New property rules to keep buyers and sellers on their toes

RULES demanding buyers and sellers stick to their contractual obligations by a strict deadline have been relaxed as part of a suite of changes affecting property transactions in Queensland.

The three most significant changes to the Real Estate Institute of Queensland residential contracts includes amending the ‘time is of the essence’ rule that meant all obligations had to be met by 5pm on the due date.

The new changes allow buyers and sellers to obtain an extension of up to five days after settlement if they are unable to settle due to the inaction or delay of a financier.

“Moreover, there is no requirement to provide any evidence to support this request for an extension,” Beerwah law firm Easton Lawyers said.

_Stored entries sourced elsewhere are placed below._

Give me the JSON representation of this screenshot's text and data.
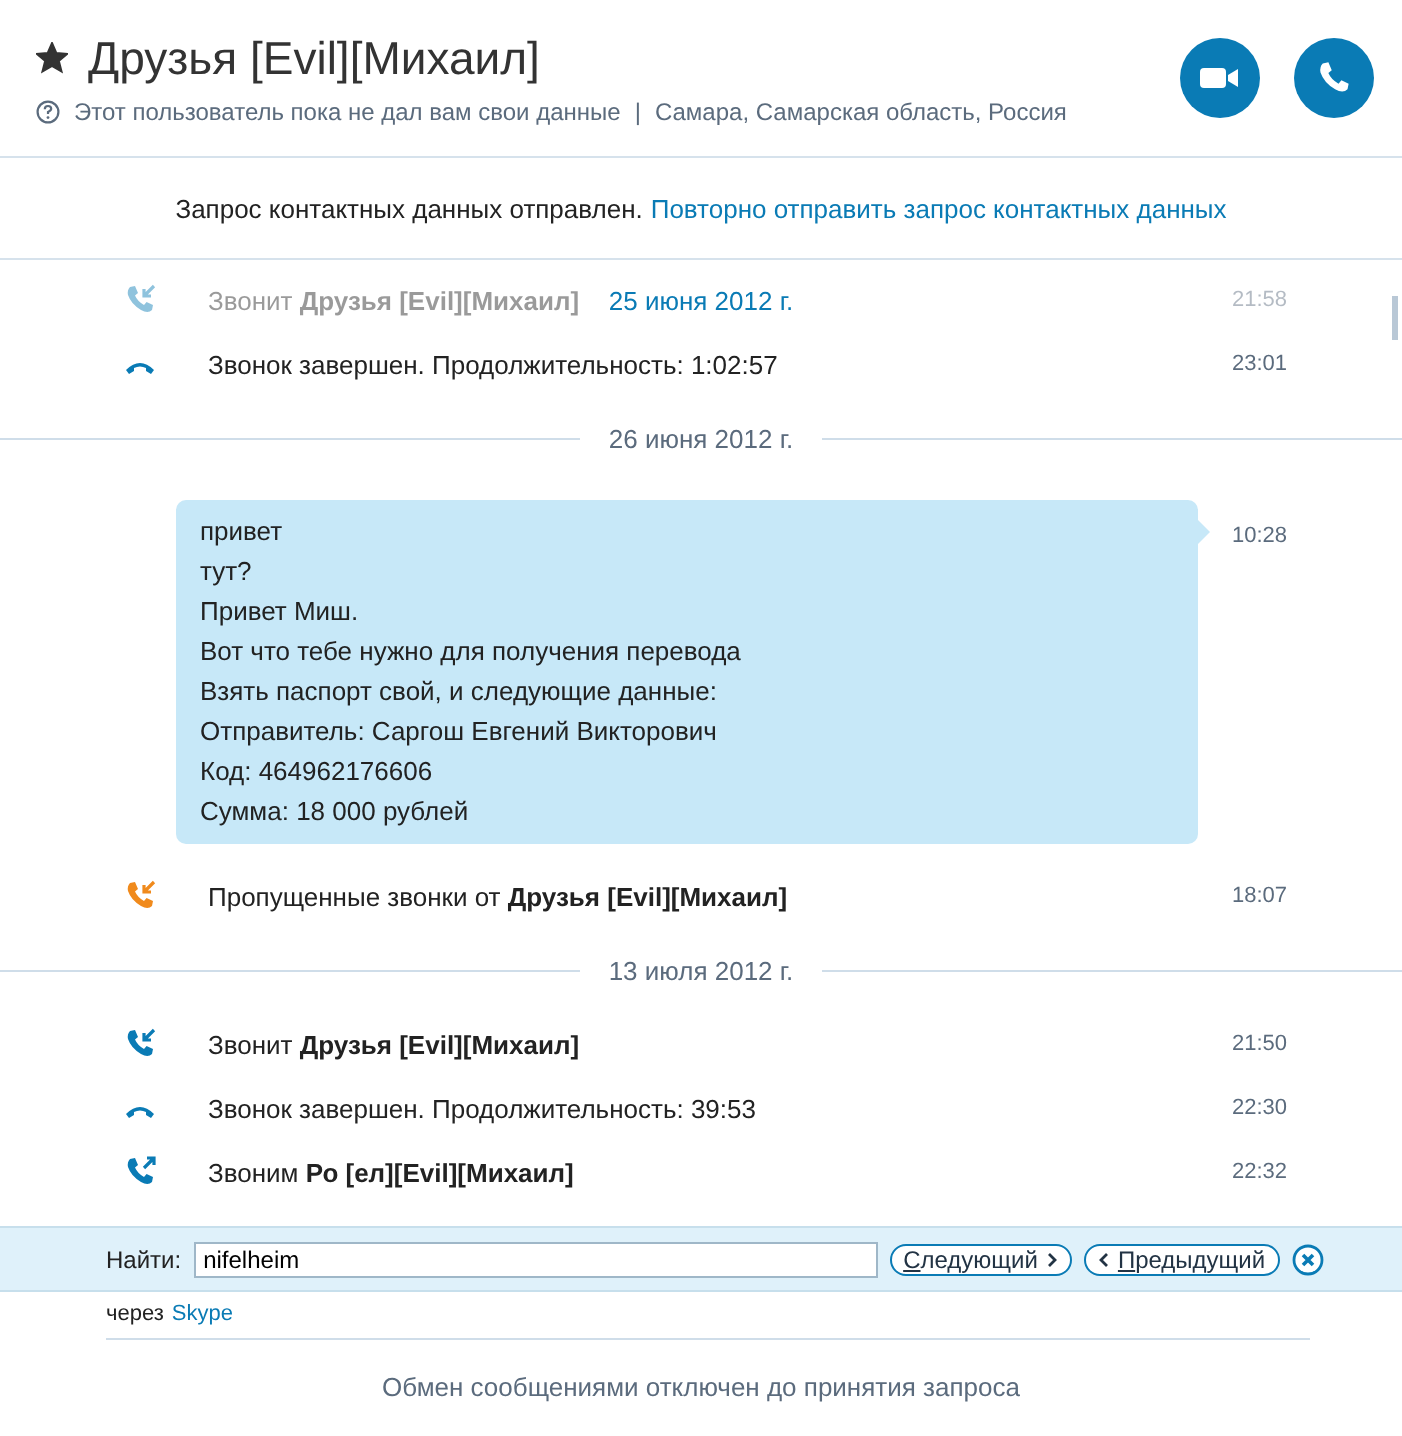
{
  "header": {
    "favorite": true,
    "name": "Друзья [Evil][Михаил]",
    "status": "Этот пользователь пока не дал вам свои данные",
    "separator": "|",
    "location": "Самара, Самарская область, Россия"
  },
  "notice": {
    "text": "Запрос контактных данных отправлен.",
    "link": "Повторно отправить запрос контактных данных"
  },
  "sticky_date": "25 июня 2012 г.",
  "events": [
    {
      "kind": "incoming",
      "text": "Звонит **Друзья [Evil][Михаил]**",
      "time": "21:58",
      "faded": true
    },
    {
      "kind": "ended",
      "text": "Звонок завершен. Продолжительность: 1:02:57",
      "time": "23:01",
      "faded": false
    },
    {
      "kind": "date",
      "text": "26 июня 2012 г."
    },
    {
      "kind": "message",
      "lines": [
        "привет",
        "тут?",
        "Привет Миш.",
        "Вот что тебе нужно для получения перевода",
        "Взять паспорт свой, и следующие данные:",
        "Отправитель: Саргош Евгений Викторович",
        "Код: 464962176606",
        "Сумма: 18 000 рублей"
      ],
      "time": "10:28"
    },
    {
      "kind": "missed",
      "text": "Пропущенные звонки от **Друзья [Evil][Михаил]**",
      "time": "18:07",
      "faded": false
    },
    {
      "kind": "date",
      "text": "13 июля 2012 г."
    },
    {
      "kind": "incoming",
      "text": "Звонит **Друзья [Evil][Михаил]**",
      "time": "21:50",
      "faded": false
    },
    {
      "kind": "ended",
      "text": "Звонок завершен. Продолжительность: 39:53",
      "time": "22:30",
      "faded": false
    },
    {
      "kind": "outgoing",
      "text": "Звоним **Ро [ел][Evil][Михаил]**",
      "time": "22:32",
      "faded": false
    }
  ],
  "find_bar": {
    "label": "Найти:",
    "value": "nifelheim",
    "next": "Следующий",
    "previous": "Предыдущий"
  },
  "footer": {
    "via": "через",
    "via_link": "Skype",
    "message": "Обмен сообщениями отключен до принятия запроса"
  }
}
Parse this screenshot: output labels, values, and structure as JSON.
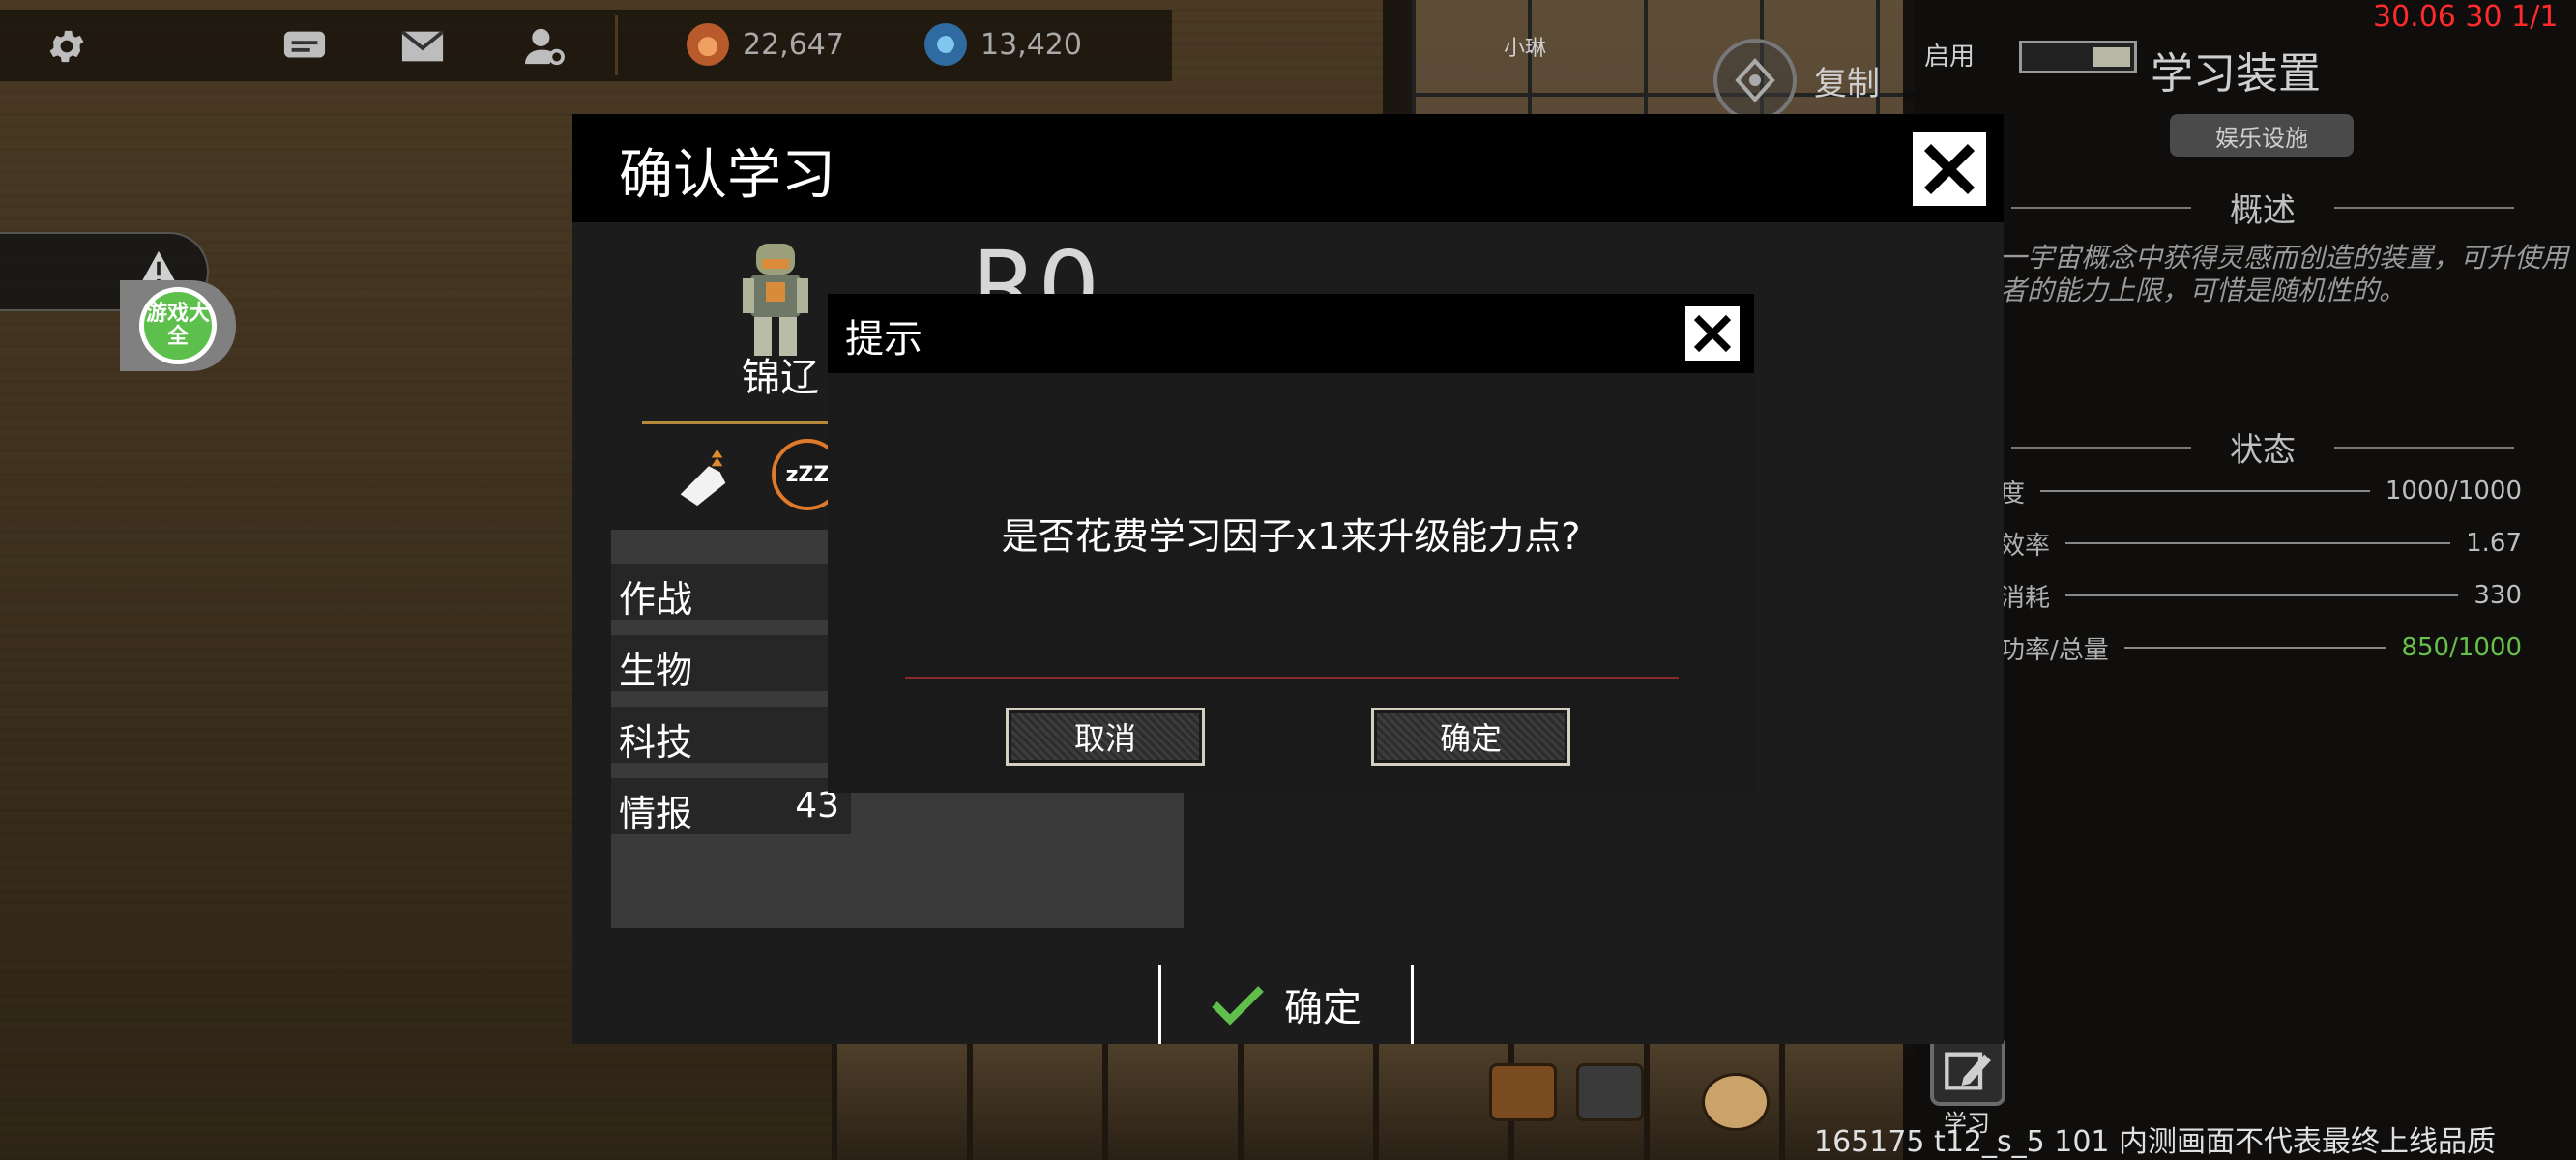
{
  "hud": {
    "resource_gold": "22,647",
    "resource_blue": "13,420"
  },
  "world": {
    "room_label": "小琳",
    "copy_label": "复制",
    "games_badge": "游戏大全"
  },
  "side_panel": {
    "enable_label": "启用",
    "title": "学习装置",
    "tag": "娱乐设施",
    "overview_heading": "概述",
    "description": "一宇宙概念中获得灵感而创造的装置，可升使用者的能力上限，可惜是随机性的。",
    "status_heading": "状态",
    "stats": [
      {
        "label": "度",
        "value": "1000/1000"
      },
      {
        "label": "效率",
        "value": "1.67"
      },
      {
        "label": "消耗",
        "value": "330"
      },
      {
        "label": "功率/总量",
        "value": "850/1000"
      }
    ]
  },
  "debug": {
    "top_right": "30.06 30 1/1",
    "footer": "165175 t12_s_5 101  内测画面不代表最终上线品质",
    "learn_label": "学习"
  },
  "main_dialog": {
    "title": "确认学习",
    "character_name": "锦辽",
    "big_code": "R0",
    "sleep_icon_text": "zZZ",
    "attributes": [
      {
        "label": "作战",
        "value": ""
      },
      {
        "label": "生物",
        "value": ""
      },
      {
        "label": "科技",
        "value": ""
      },
      {
        "label": "情报",
        "value": "43"
      }
    ],
    "confirm_label": "确定"
  },
  "hint_dialog": {
    "title": "提示",
    "message": "是否花费学习因子x1来升级能力点?",
    "cancel_label": "取消",
    "ok_label": "确定"
  },
  "colors": {
    "debug_red": "#ff2b2b",
    "power_green": "#67c04a",
    "check_green": "#5fbf4a"
  }
}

“This fundamental change to the time is of the essence clause, has seen the Queensland legal community enter into quite a bit of debate, as ‘time is of the essence’ is a fundamental principle of conveyancing practice which has long been relied on.”

Another change is to smoke alarms. In line with recent smoke alarm laws in Queensland that apply to all residences, if you’re selling your property, it must have compliant smoke alarms installed prior to settlement.

If it does not, the buyer can seek an adjustment of the settlement price to rectify the issue, but there is no right to terminate the contract.

“So, the result here is simple, either ensure your property is fire alarm compliant prior to placing it on the market, or sellers can expect to pay for it to become fire alarm compliant at settlement,” Easton Lawyers said.

And while it is now standard for buyers to pay a deposit by direct debit under the new REIQ residential contract, when you pay by direct debit you’re deemed to have paid the deposit on the day you instruct your bank to pay the funds, and this will be considered as “paid on time”.

But Easton Lawyers said the buyer is not off the hook.

“They must also provide evidence confirming the payment was made, otherwise, the seller may terminate the contract,” the firm said.

“So, obtaining and keeping those email or SMS receipts from your financial institution has become vital in this otherwise electronic age.”